BEPSプロジェクトを踏まえてどこまで変えるのか?

平成29年度税制改正要望の中から、個人的に気になったものをピックアップしてお届けします。

あくまで要望ですので、実現するかどうかは、12月の税制改正大綱をお待ちください。

今回は、経済産業省が要望している外国子会社合算税制の見直しです。

引用文・図表の出典は「平成29年度 税制改正に関する経済産業省要望の概要」の45ページです。

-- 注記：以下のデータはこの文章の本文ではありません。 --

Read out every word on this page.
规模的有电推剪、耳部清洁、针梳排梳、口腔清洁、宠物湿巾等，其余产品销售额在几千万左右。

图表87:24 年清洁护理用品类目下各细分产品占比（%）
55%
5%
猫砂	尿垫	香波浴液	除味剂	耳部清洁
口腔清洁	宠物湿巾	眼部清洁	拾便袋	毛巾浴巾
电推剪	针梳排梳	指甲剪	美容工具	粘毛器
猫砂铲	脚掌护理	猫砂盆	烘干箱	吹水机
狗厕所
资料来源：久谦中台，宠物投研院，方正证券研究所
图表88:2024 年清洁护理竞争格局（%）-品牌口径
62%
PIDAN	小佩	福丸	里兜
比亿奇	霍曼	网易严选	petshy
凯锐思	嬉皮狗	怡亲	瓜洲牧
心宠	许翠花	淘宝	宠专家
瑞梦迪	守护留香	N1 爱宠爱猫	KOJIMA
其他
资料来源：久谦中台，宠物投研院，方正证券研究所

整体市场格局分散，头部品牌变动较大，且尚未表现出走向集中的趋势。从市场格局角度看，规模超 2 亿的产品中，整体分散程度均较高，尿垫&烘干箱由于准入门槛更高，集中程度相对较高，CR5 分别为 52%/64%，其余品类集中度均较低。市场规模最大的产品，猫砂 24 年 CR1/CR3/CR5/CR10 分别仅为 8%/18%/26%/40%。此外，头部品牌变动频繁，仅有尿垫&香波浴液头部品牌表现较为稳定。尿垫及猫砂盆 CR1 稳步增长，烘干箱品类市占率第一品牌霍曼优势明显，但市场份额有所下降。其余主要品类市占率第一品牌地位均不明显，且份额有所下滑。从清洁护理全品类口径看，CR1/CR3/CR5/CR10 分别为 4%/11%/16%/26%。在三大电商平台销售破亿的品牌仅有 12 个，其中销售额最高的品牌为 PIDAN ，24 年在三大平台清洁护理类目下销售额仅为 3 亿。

財務省に提出された「外国子会社合算税制の見直し【PDF】」もあわせて確認します。

現行制度

外国子会社合算税制は、日本企業が軽課税国(租税負担割合20%未満)に実体のない子会社を設置して租税回避を行うことを防止する制度です。
CFC税制1


要望の趣旨・内容

平成29年度 税制改正に関する経済産業省要望の概要」の45ページでは、次のように2つの内容が要望となっていますが、あいまいで何を意味しているかよくわかりません。
○BEPSプロジェクトを踏まえた外国子会社合算税制の見直しに当たっては、軽課税国を利用した課税逃れを的確に防止しつつ、日本企業の過度な負担により国際競争力の低下を招くことがないよう、合理的で簡素な制度とする。

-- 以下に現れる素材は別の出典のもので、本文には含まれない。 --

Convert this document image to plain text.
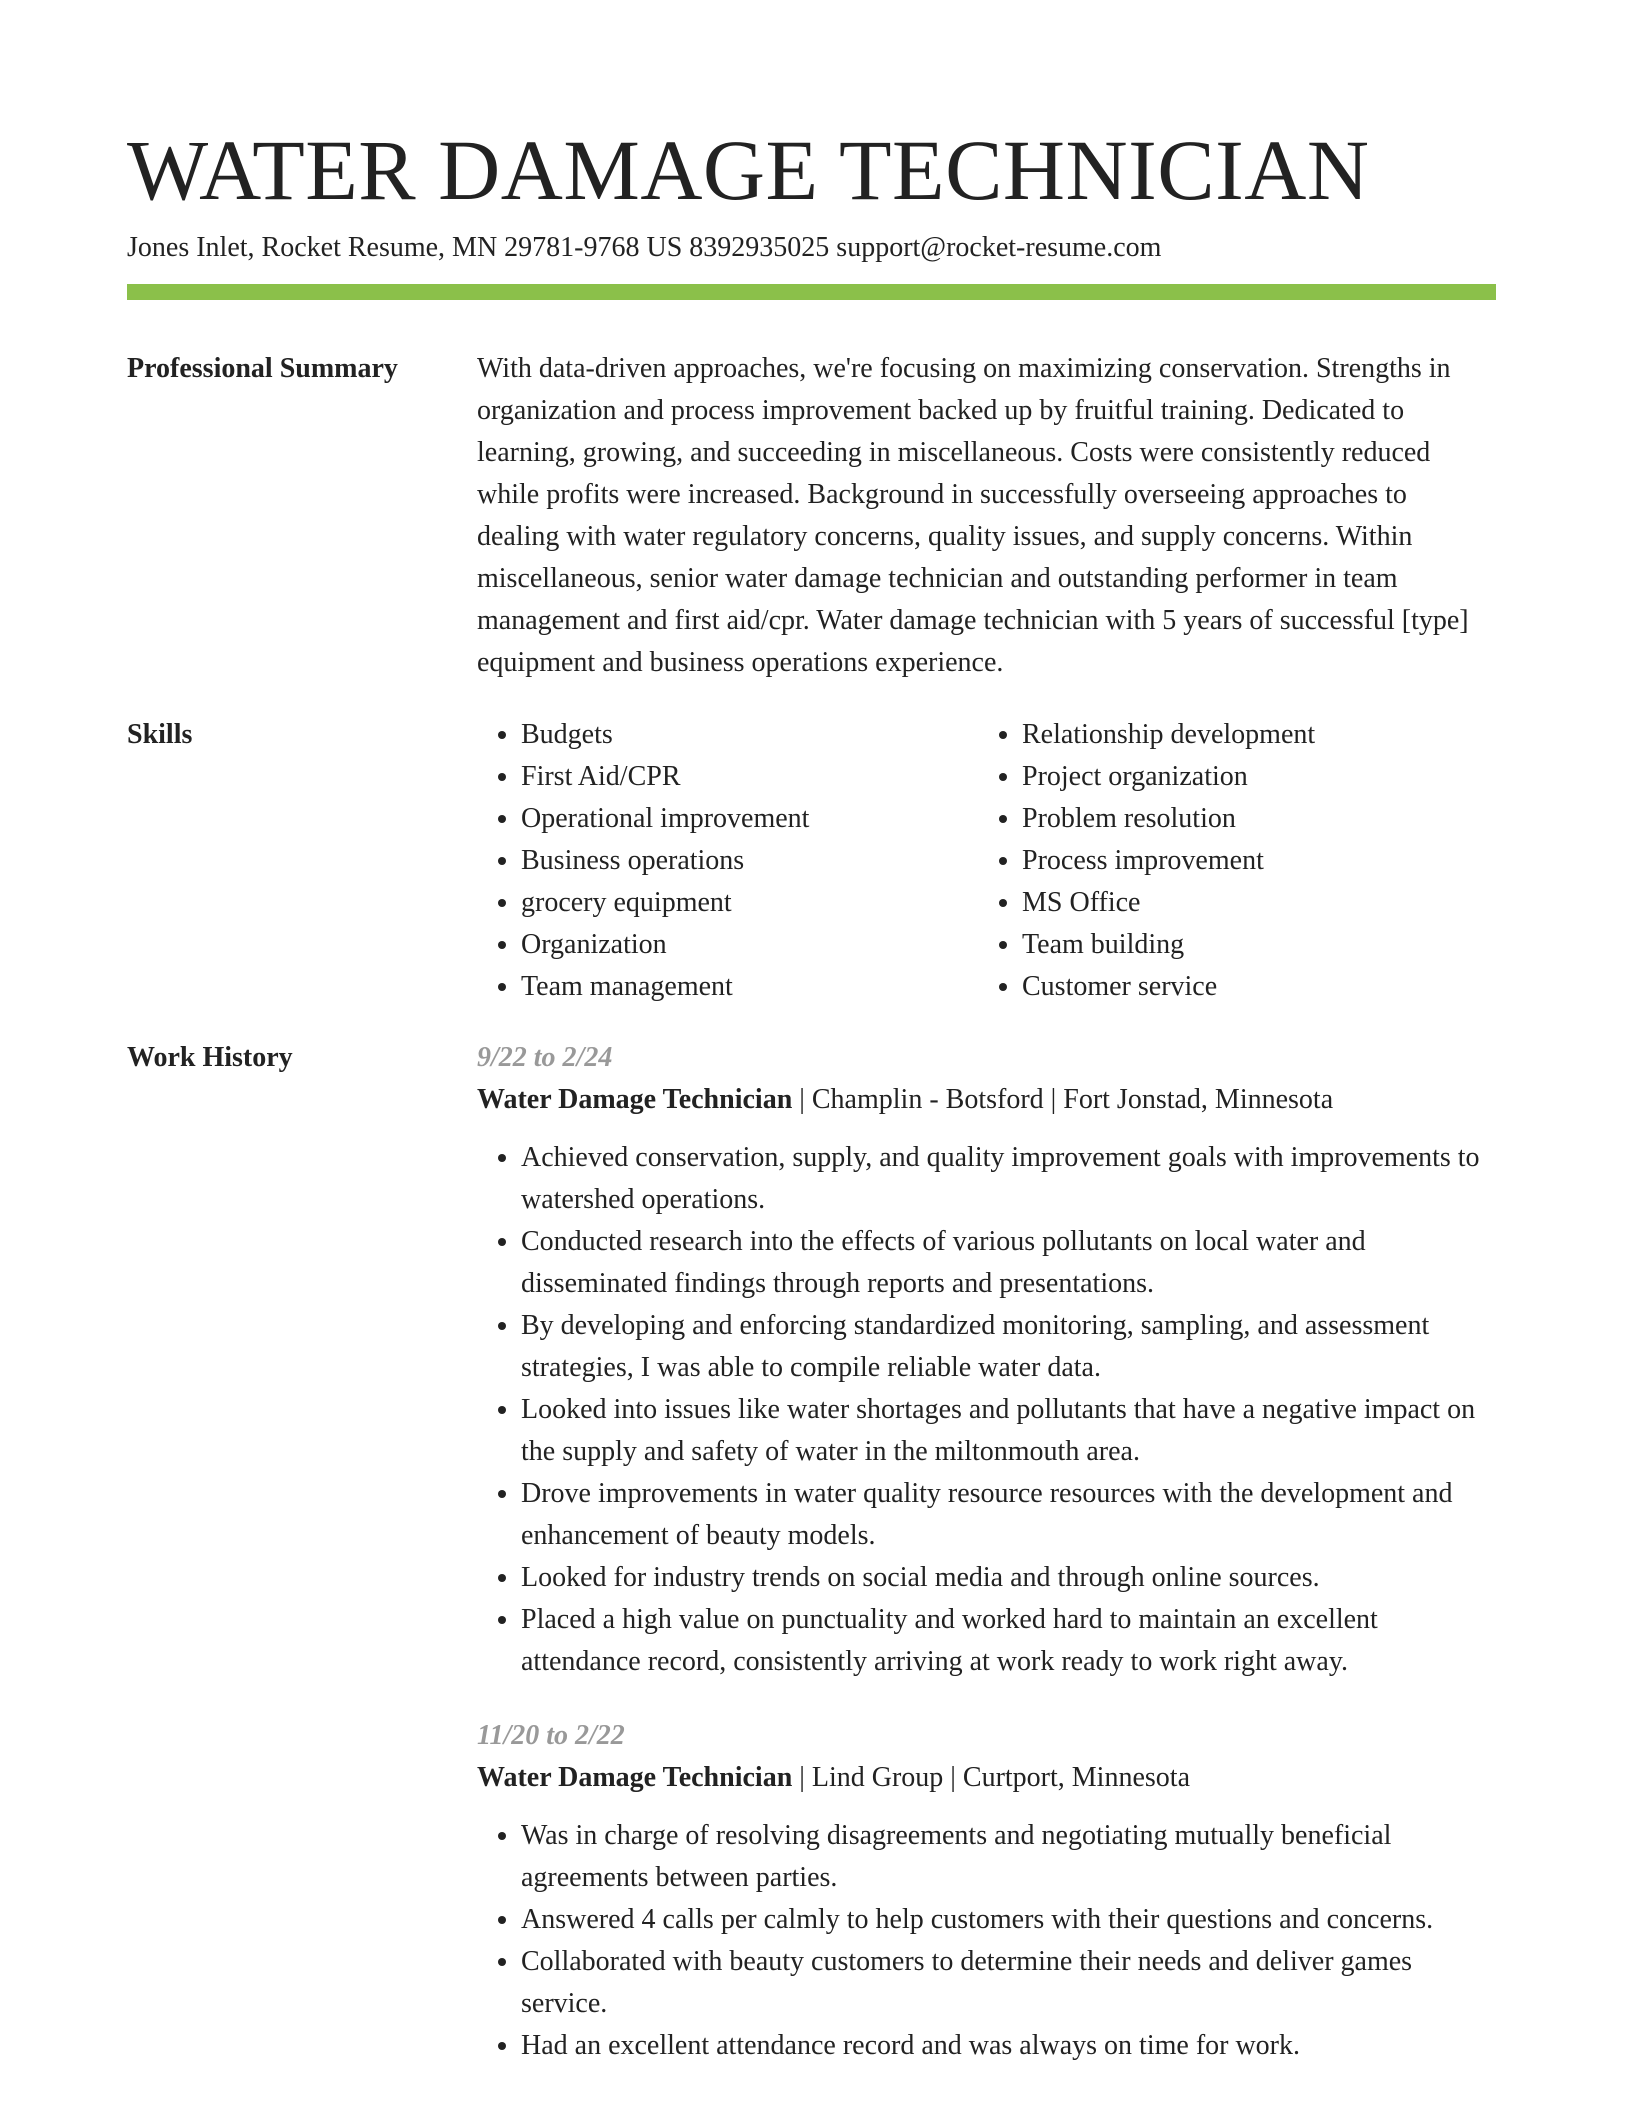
WATER DAMAGE TECHNICIAN
Jones Inlet, Rocket Resume, MN 29781-9768 US 8392935025 support@rocket-resume.com
Professional Summary	With data-driven approaches, we're focusing on maximizing conservation. Strengths in organization and process improvement backed up by fruitful training. Dedicated to learning, growing, and succeeding in miscellaneous. Costs were consistently reduced while profits were increased. Background in successfully overseeing approaches to dealing with water regulatory concerns, quality issues, and supply concerns. Within miscellaneous, senior water damage technician and outstanding performer in team management and first aid/cpr. Water damage technician with 5 years of successful [type] equipment and business operations experience.

Skills
•	Budgets
• First Aid/CPR
• Operational improvement
• Business operations
• grocery equipment
• Organization
• Team management
• Relationship development
• Project organization
• Problem resolution
• Process improvement
• MS Office
• Team building
• Customer service
Work History	9/22 to 2/24
Water Damage Technician | Champlin - Botsford | Fort Jonstad, Minnesota
• Achieved conservation, supply, and quality improvement goals with improvements to watershed operations.
• Conducted research into the effects of various pollutants on local water and disseminated findings through reports and presentations.
• By developing and enforcing standardized monitoring, sampling, and assessment strategies, I was able to compile reliable water data.
• Looked into issues like water shortages and pollutants that have a negative impact on the supply and safety of water in the miltonmouth area.
• Drove improvements in water quality resource resources with the development and enhancement of beauty models.
• Looked for industry trends on social media and through online sources.
• Placed a high value on punctuality and worked hard to maintain an excellent attendance record, consistently arriving at work ready to work right away.
11/20 to 2/22
Water Damage Technician | Lind Group | Curtport, Minnesota
• Was in charge of resolving disagreements and negotiating mutually beneficial agreements between parties.
• Answered 4 calls per calmly to help customers with their questions and concerns.
• Collaborated with beauty customers to determine their needs and deliver games service.
• Had an excellent attendance record and was always on time for work.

○また、現行制度では合算の対象とされる軽課税国での航空機リース事業の取扱い等、現行税制において、日本企業の海外展開に影響を及ぼしている事項について適正化を行う。
そこで、  「外国子会社合算税制の見直し【PDF】」を見てみると、適正化の観点から、下記の①~⑤が要望されています。

① 外国関係会社の判定方法における少数株主排除基準の導入

② 特定外国子会社等の判定方法の見直し

③ 事業基準における航空機の貸付けの取扱いの見直し

④ 適用除外基準の適用範囲に支店所在地国を含める見直し

⑤ 特定外国子会社等が保有する株式譲渡益の取扱いの見直し

それぞれについて、特に要望の中ではコメントはありませんが、外国子会社合算税制全体を大きく見直す方向性で動いているようです。


所感:最近、ご質問が多いのは・・・

要望はこれくらいしかないので、広げようがないのですが、最近、ご質問をいただくのは、上記の要望に書かれていることではなく、配当や知的財産に係る所得については、租税負担割合20%以上でも合算するという新聞報道の件です。

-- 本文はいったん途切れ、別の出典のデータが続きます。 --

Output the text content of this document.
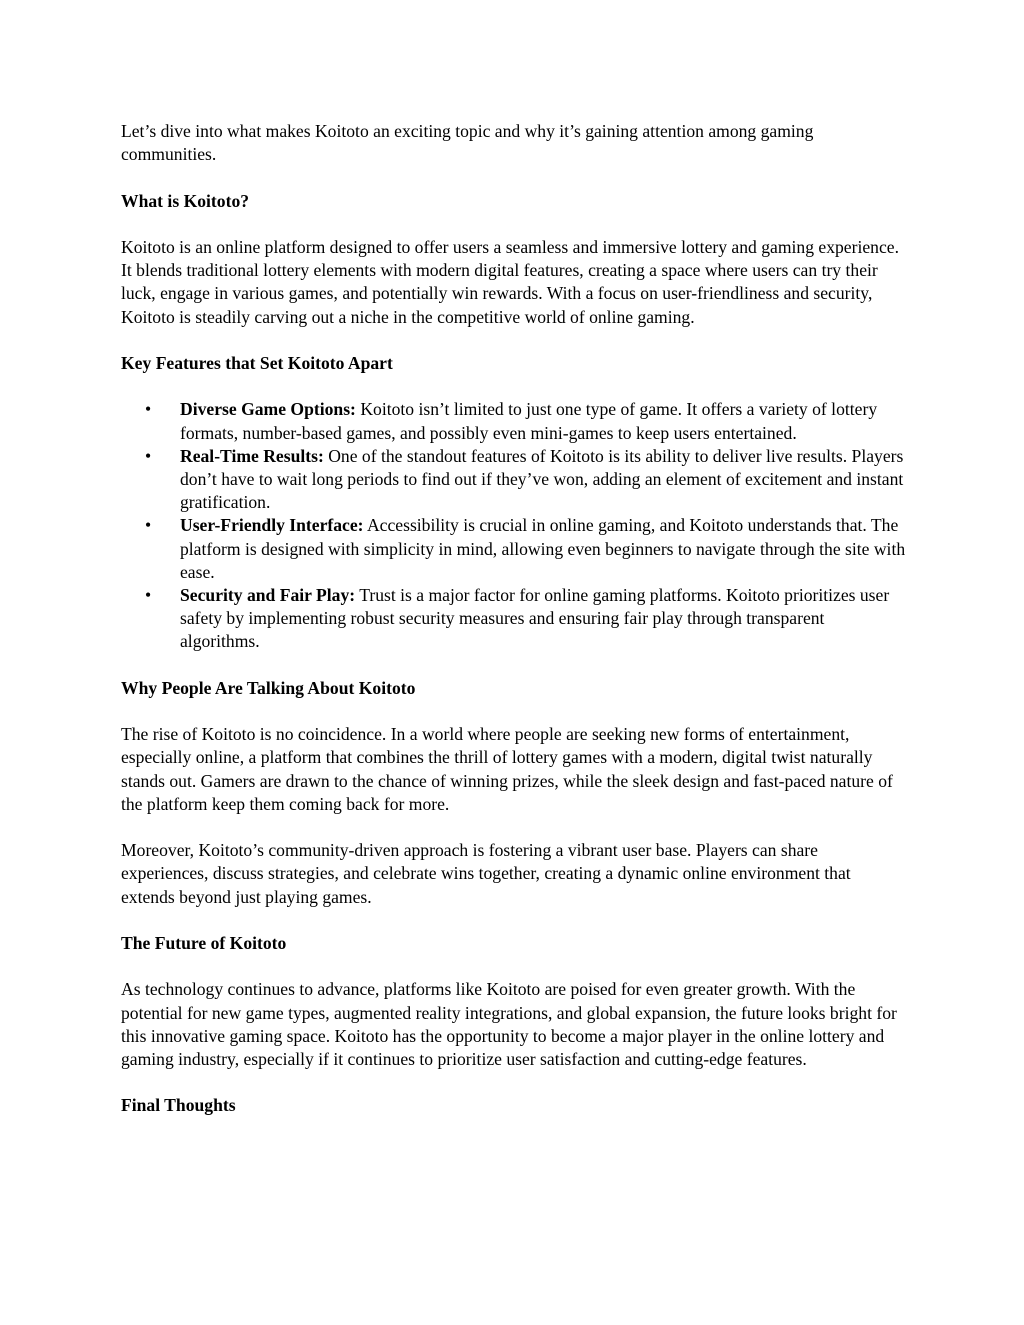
Let’s dive into what makes Koitoto an exciting topic and why it’s gaining attention among gaming communities.

What is Koitoto?

Koitoto is an online platform designed to offer users a seamless and immersive lottery and gaming experience. It blends traditional lottery elements with modern digital features, creating a space where users can try their luck, engage in various games, and potentially win rewards. With a focus on user-friendliness and security, Koitoto is steadily carving out a niche in the competitive world of online gaming.

Key Features that Set Koitoto Apart

• Diverse Game Options: Koitoto isn’t limited to just one type of game. It offers a variety of lottery formats, number-based games, and possibly even mini-games to keep users entertained.
• Real-Time Results: One of the standout features of Koitoto is its ability to deliver live results. Players don’t have to wait long periods to find out if they’ve won, adding an element of excitement and instant gratification.
• User-Friendly Interface: Accessibility is crucial in online gaming, and Koitoto understands that. The platform is designed with simplicity in mind, allowing even beginners to navigate through the site with ease.
• Security and Fair Play: Trust is a major factor for online gaming platforms. Koitoto prioritizes user safety by implementing robust security measures and ensuring fair play through transparent algorithms.

Why People Are Talking About Koitoto

The rise of Koitoto is no coincidence. In a world where people are seeking new forms of entertainment, especially online, a platform that combines the thrill of lottery games with a modern, digital twist naturally stands out. Gamers are drawn to the chance of winning prizes, while the sleek design and fast-paced nature of the platform keep them coming back for more.

Moreover, Koitoto’s community-driven approach is fostering a vibrant user base. Players can share experiences, discuss strategies, and celebrate wins together, creating a dynamic online environment that extends beyond just playing games.

The Future of Koitoto

As technology continues to advance, platforms like Koitoto are poised for even greater growth. With the potential for new game types, augmented reality integrations, and global expansion, the future looks bright for this innovative gaming space. Koitoto has the opportunity to become a major player in the online lottery and gaming industry, especially if it continues to prioritize user satisfaction and cutting-edge features.

Final Thoughts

これについては、政府の税制調査会の「第7回 国際課税ディスカッショングループ(2016年5月26日)」で公表されたこの図表でも表現されています(1番下の資料の6ページ目)。
BEPS
図表を見ていただくと、赤色で囲まれた部分=「現行制度では合算されない部分(Under Inclusion)」について、どうなるのかが注目されています。

外国子会社合算税制の見直しは、BEPSの関係上、確実に税制改正で行われる項目のため、後は、どこまで踏み込んで改正を行うのかが注目されるところです。


・・・ただ、外国子会社「合算」税制の「合算」とは、「プラスのもの」と「プラスのもの」を足すときに使われる用語です。

そういう意味では、外国子会社の所得を合算する「外国子会社所得合算税制」が現在の制度ですが、一方で、連結納税制度は、国内限定ですが、「損益」の「通算」が可能となっています。

タックスヘイブン(対策)税制という名前を公式には表に出すのをやめてかなり経ちますが、親会社の所得と子会社の所得は合算するけど、親会社の所得と「子会社の欠損」は通算しないという点は、課税の公平性から考えてどうなのか、外国子会社合算税制という名前を見るために、個人的には考えるところです。